I'm trying to do a simple Q learning algorithm, but for whatever reason it doesn't converge. The agent should basically get from one point on the 5x5 grid to the goal one. When I run it it seems to have found the most optimal way however it doesn't converge and I can't figure out why. Any help would be appreciated. I feel like there is one little mistake somewhere so that's why I'm looking for a fresh set of eyes.
Code:
function Q=ReinforcementLearning
clc;
format short
format compact
% three input: R, alpha and gamma
% immediate reward matrix;
% row and column = states; -Inf = no door between room
R=[-inf,-inf, 0, 0, -inf;
-inf,-inf, 0, 0, -inf;
0, 0, -inf, -inf, 100;
0, 0, -inf, -inf, -inf;
-inf,-inf, 0, -inf, 100];
gamma=0.8; % learning parameter
alpha=0.5;
oldQ = 0;
Q=zeros(size(R)); % initialize Q as zero
q1=ones(size(R))*inf; % initialize previous Q as big number
count=0; % counter
for episode=0:50000
% random initial state
y=randperm(size(R,1));
state=y(1);
% select any action from this state
x=find(R(state,:)>=0); % find possible action of this state
if size(x,1)>0,
x1=RandomPermutation(x); % randomize the possible action
x1=x1(1); % select an action
end
MaxQ=max(Q,[],2);
%Q(state,x1) = R(state,x1) + (gamma * MaxQ(x1)); %old function that works perfectly (converges)

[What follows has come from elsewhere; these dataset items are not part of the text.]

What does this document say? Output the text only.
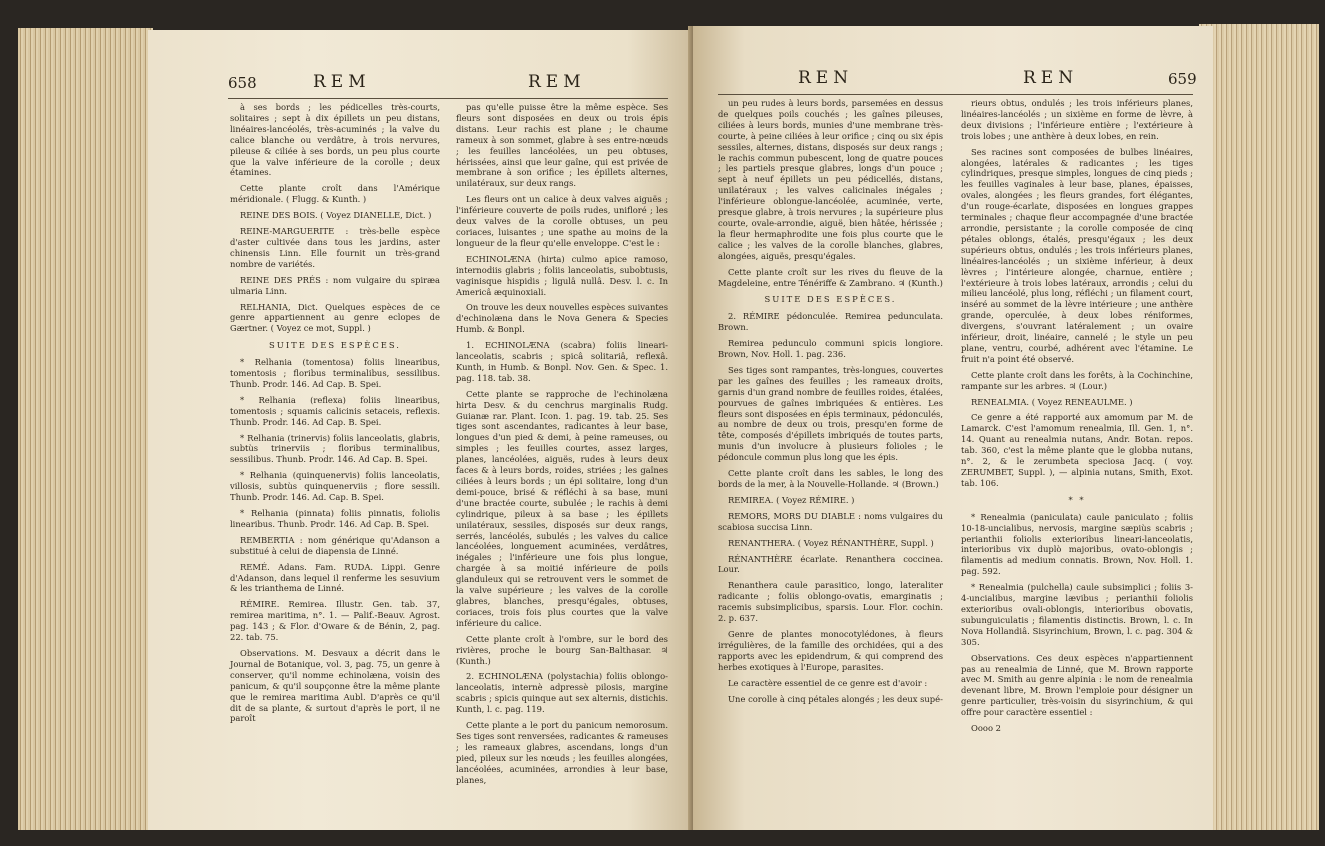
658	REM	REM

à ses bords ; les pédicelles très-courts, solitaires ; sept à dix épillets un peu distans, linéaires-lancéolés, très-acuminés ; la valve du calice blanche ou verdâtre, à trois nervures, pileuse & ciliée à ses bords, un peu plus courte que la valve inférieure de la corolle ; deux étamines.

Cette plante croît dans l'Amérique méridionale. ( Flugg. & Kunth. )

REINE DES BOIS. ( Voyez DIANELLE, Dict. )

REINE-MARGUERITE : très-belle espèce d'aster cultivée dans tous les jardins, aster chinensis Linn. Elle fournit un très-grand nombre de variétés.

REINE DES PRÉS : nom vulgaire du spiræa ulmaria Linn.

RELHANIA, Dict. Quelques espèces de ce genre appartiennent au genre eclopes de Gærtner. ( Voyez ce mot, Suppl. )

SUITE DES ESPÈCES.

* Relhania (tomentosa) foliis linearibus, tomentosis ; floribus terminalibus, sessilibus. Thunb. Prodr. 146. Ad Cap. B. Spei.

* Relhania (reflexa) foliis linearibus, tomentosis ; squamis calicinis setaceis, reflexis. Thunb. Prodr. 146. Ad Cap. B. Spei.

* Relhania (trinervis) foliis lanceolatis, glabris, subtùs trinerviis ; floribus terminalibus, sessilibus. Thunb. Prodr. 146. Ad Cap. B. Spei.

* Relhania (quinquenervis) foliis lanceolatis, villosis, subtùs quinquenerviis ; flore sessili. Thunb. Prodr. 146. Ad. Cap. B. Spei.

* Relhania (pinnata) foliis pinnatis, foliolis linearibus. Thunb. Prodr. 146. Ad Cap. B. Spei.

REMBERTIA : nom générique qu'Adanson a substitué à celui de diapensia de Linné.

REMÉ. Adans. Fam. RUDA. Lippi. Genre d'Adanson, dans lequel il renferme les sesuvium & les trianthema de Linné.

RÉMIRE. Remirea. Illustr. Gen. tab. 37, remirea maritima, n°. 1. — Palif.-Beauv. Agrost. pag. 143 ; & Flor. d'Oware & de Bénin, 2, pag. 22. tab. 75.

Observations. M. Desvaux a décrit dans le Journal de Botanique, vol. 3, pag. 75, un genre à conserver, qu'il nomme echinolæna, voisin des panicum, & qu'il soupçonne être la même plante que le remirea maritima Aubl. D'après ce qu'il dit de sa plante, & surtout d'après le port, il ne paroît

pas qu'elle puisse être la même espèce. Ses fleurs sont disposées en deux ou trois épis distans. Leur rachis est plane ; le chaume rameux à son sommet, glabre à ses entre-nœuds ; les feuilles lancéolées, un peu obtuses, hérissées, ainsi que leur gaîne, qui est privée de membrane à son orifice ; les épillets alternes, unilatéraux, sur deux rangs.

Les fleurs ont un calice à deux valves aiguës ; l'inférieure couverte de poils rudes, unifloré ; les deux valves de la corolle obtuses, un peu coriaces, luisantes ; une spathe au moins de la longueur de la fleur qu'elle enveloppe. C'est le :

ECHINOLÆNA (hirta) culmo apice ramoso, internodiis glabris ; foliis lanceolatis, subobtusis, vaginisque hispidis ; ligulâ nullâ. Desv. l. c. In Americâ æquinoxiali.

On trouve les deux nouvelles espèces suivantes d'echinolæna dans le Nova Genera & Species Humb. & Bonpl.

1. ECHINOLÆNA (scabra) foliis lineari-lanceolatis, scabris ; spicâ solitariâ, reflexâ. Kunth, in Humb. & Bonpl. Nov. Gen. & Spec. 1. pag. 118. tab. 38.

Cette plante se rapproche de l'echinolæna hirta Desv. & du cenchrus marginalis Rudg. Guianæ rar. Plant. Icon. 1. pag. 19. tab. 25. Ses tiges sont ascendantes, radicantes à leur base, longues d'un pied & demi, à peine rameuses, ou simples ; les feuilles courtes, assez larges, planes, lancéolées, aiguës, rudes à leurs deux faces & à leurs bords, roides, striées ; les gaînes ciliées à leurs bords ; un épi solitaire, long d'un demi-pouce, brisé & réfléchi à sa base, muni d'une bractée courte, subulée ; le rachis à demi cylindrique, pileux à sa base ; les épillets unilatéraux, sessiles, disposés sur deux rangs, serrés, lancéolés, subulés ; les valves du calice lancéolées, longuement acuminées, verdâtres, inégales ; l'inférieure une fois plus longue, chargée à sa moitié inférieure de poils glanduleux qui se retrouvent vers le sommet de la valve supérieure ; les valves de la corolle glabres, blanches, presqu'égales, obtuses, coriaces, trois fois plus courtes que la valve inférieure du calice.

Cette plante croît à l'ombre, sur le bord des rivières, proche le bourg San-Balthasar. ♃ (Kunth.)

2. ECHINOLÆNA (polystachia) foliis oblongo-lanceolatis, internè adpressè pilosis, margine scabris ; spicis quinque aut sex alternis, distichis. Kunth, l. c. pag. 119.

Cette plante a le port du panicum nemorosum. Ses tiges sont renversées, radicantes & rameuses ; les rameaux glabres, ascendans, longs d'un pied, pileux sur les nœuds ; les feuilles alongées, lancéolées, acuminées, arrondies à leur base, planes,

REN	REN	659

un peu rudes à leurs bords, parsemées en dessus de quelques poils couchés ; les gaînes pileuses, ciliées à leurs bords, munies d'une membrane très-courte, à peine ciliées à leur orifice ; cinq ou six épis sessiles, alternes, distans, disposés sur deux rangs ; le rachis commun pubescent, long de quatre pouces ; les partiels presque glabres, longs d'un pouce ; sept à neuf épillets un peu pédicellés, distans, unilatéraux ; les valves calicinales inégales ; l'inférieure oblongue-lancéolée, acuminée, verte, presque glabre, à trois nervures ; la supérieure plus courte, ovale-arrondie, aiguë, bien hâtée, hérissée ; la fleur hermaphrodite une fois plus courte que le calice ; les valves de la corolle blanches, glabres, alongées, aiguës, presqu'égales.

Cette plante croît sur les rives du fleuve de la Magdeleine, entre Ténériffe & Zambrano. ♃ (Kunth.)

SUITE DES ESPÈCES.

2. RÉMIRE pédonculée. Remirea pedunculata. Brown.

Remirea pedunculo communi spicis longiore. Brown, Nov. Holl. 1. pag. 236.

Ses tiges sont rampantes, très-longues, couvertes par les gaînes des feuilles ; les rameaux droits, garnis d'un grand nombre de feuilles roides, étalées, pourvues de gaînes imbriquées & entières. Les fleurs sont disposées en épis terminaux, pédonculés, au nombre de deux ou trois, presqu'en forme de tête, composés d'épillets imbriqués de toutes parts, munis d'un involucre à plusieurs folioles ; le pédoncule commun plus long que les épis.

Cette plante croît dans les sables, le long des bords de la mer, à la Nouvelle-Hollande. ♃ (Brown.)

REMIREA. ( Voyez RÉMIRE. )

REMORS, MORS DU DIABLE : noms vulgaires du scabiosa succisa Linn.

RENANTHERA. ( Voyez RÉNANTHÈRE, Suppl. )

RÉNANTHÈRE écarlate. Renanthera coccinea. Lour.

Renanthera caule parasitico, longo, lateraliter radicante ; foliis oblongo-ovatis, emarginatis ; racemis subsimplicibus, sparsis. Lour. Flor. cochin. 2. p. 637.

Genre de plantes monocotylédones, à fleurs irrégulières, de la famille des orchidées, qui a des rapports avec les epidendrum, & qui comprend des herbes exotiques à l'Europe, parasites.

Le caractère essentiel de ce genre est d'avoir :

Une corolle à cinq pétales alongés ; les deux supé-

rieurs obtus, ondulés ; les trois inférieurs planes, linéaires-lancéolés ; un sixième en forme de lèvre, à deux divisions ; l'inférieure entière ; l'extérieure à trois lobes ; une anthère à deux lobes, en rein.

Ses racines sont composées de bulbes linéaires, alongées, latérales & radicantes ; les tiges cylindriques, presque simples, longues de cinq pieds ; les feuilles vaginales à leur base, planes, épaisses, ovales, alongées ; les fleurs grandes, fort élégantes, d'un rouge-écarlate, disposées en longues grappes terminales ; chaque fleur accompagnée d'une bractée arrondie, persistante ; la corolle composée de cinq pétales oblongs, étalés, presqu'égaux ; les deux supérieurs obtus, ondulés ; les trois inférieurs planes, linéaires-lancéolés ; un sixième inférieur, à deux lèvres ; l'intérieure alongée, charnue, entière ; l'extérieure à trois lobes latéraux, arrondis ; celui du milieu lancéolé, plus long, réfléchi ; un filament court, inséré au sommet de la lèvre intérieure ; une anthère grande, operculée, à deux lobes réniformes, divergens, s'ouvrant latéralement ; un ovaire inférieur, droit, linéaire, cannelé ; le style un peu plane, ventru, courbé, adhérent avec l'étamine. Le fruit n'a point été observé.

Cette plante croît dans les forêts, à la Cochinchine, rampante sur les arbres. ♃ (Lour.)

RENEALMIA. ( Voyez RENEAULME. )

Ce genre a été rapporté aux amomum par M. de Lamarck. C'est l'amomum renealmia, Ill. Gen. 1, n°. 14. Quant au renealmia nutans, Andr. Botan. repos. tab. 360, c'est la même plante que le globba nutans, n°. 2, & le zerumbeta speciosa Jacq. ( voy. ZERUMBET, Suppl. ), — alpinia nutans, Smith, Exot. tab. 106.

* *

* Renealmia (paniculata) caule paniculato ; foliis 10-18-uncialibus, nervosis, margine sæpiùs scabris ; perianthii foliolis exterioribus lineari-lanceolatis, interioribus vix duplò majoribus, ovato-oblongis ; filamentis ad medium connatis. Brown, Nov. Holl. 1. pag. 592.

* Renealmia (pulchella) caule subsimplici ; foliis 3-4-uncialibus, margine lævibus ; perianthii foliolis exterioribus ovali-oblongis, interioribus obovatis, subunguiculatis ; filamentis distinctis. Brown, l. c. In Nova Hollandiâ. Sisyrinchium, Brown, l. c. pag. 304 & 305.

Observations. Ces deux espèces n'appartiennent pas au renealmia de Linné, que M. Brown rapporte avec M. Smith au genre alpinia : le nom de renealmia devenant libre, M. Brown l'emploie pour désigner un genre particulier, très-voisin du sisyrinchium, & qui offre pour caractère essentiel :

Oooo 2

Q(state,x1)= oldQ + alpha * (R(state,x1)+ (gamma * MaxQ(x1)) - oldQ); % new one that I need to implement
oldQ = Q(state,x1);
state=x1; %#ok<NASGU>
%Q = round(Q);
% break if convergence: small deviation on q for 1000 consecutive
if sum(sum(abs(q1-Q)))<5 & sum(sum(Q > 0))
if count>1000,
episode % report last episode
break % for
else
count=count+1; % set counter if deviation of q is small
end
else
q1=Q;
count=0; % reset counter when deviation of q from previous q is large
end
end
%normalize q
g=max(max(Q));
episode
if g>0,
Q=100*Q/g;
roundQ = round(Q);
roundQ
end
EDIT:
The problem is here:
Q(state,x1)= oldQ + alpha * (R(state,x1)+ (gamma * MaxQ(x1)) - oldQ);
you are updating each Q(state,x1) with an oldQ value, whereas this value should be updated by its own previous value Q(state,x1) before taking this action. Do you see it? it is better to have a matrix for Q and save the previous values that you can use them here. As I can see you are using the same oldQ for all the **Q**s.
Actually you can load the previous values from q1 and use them instead of oldQ.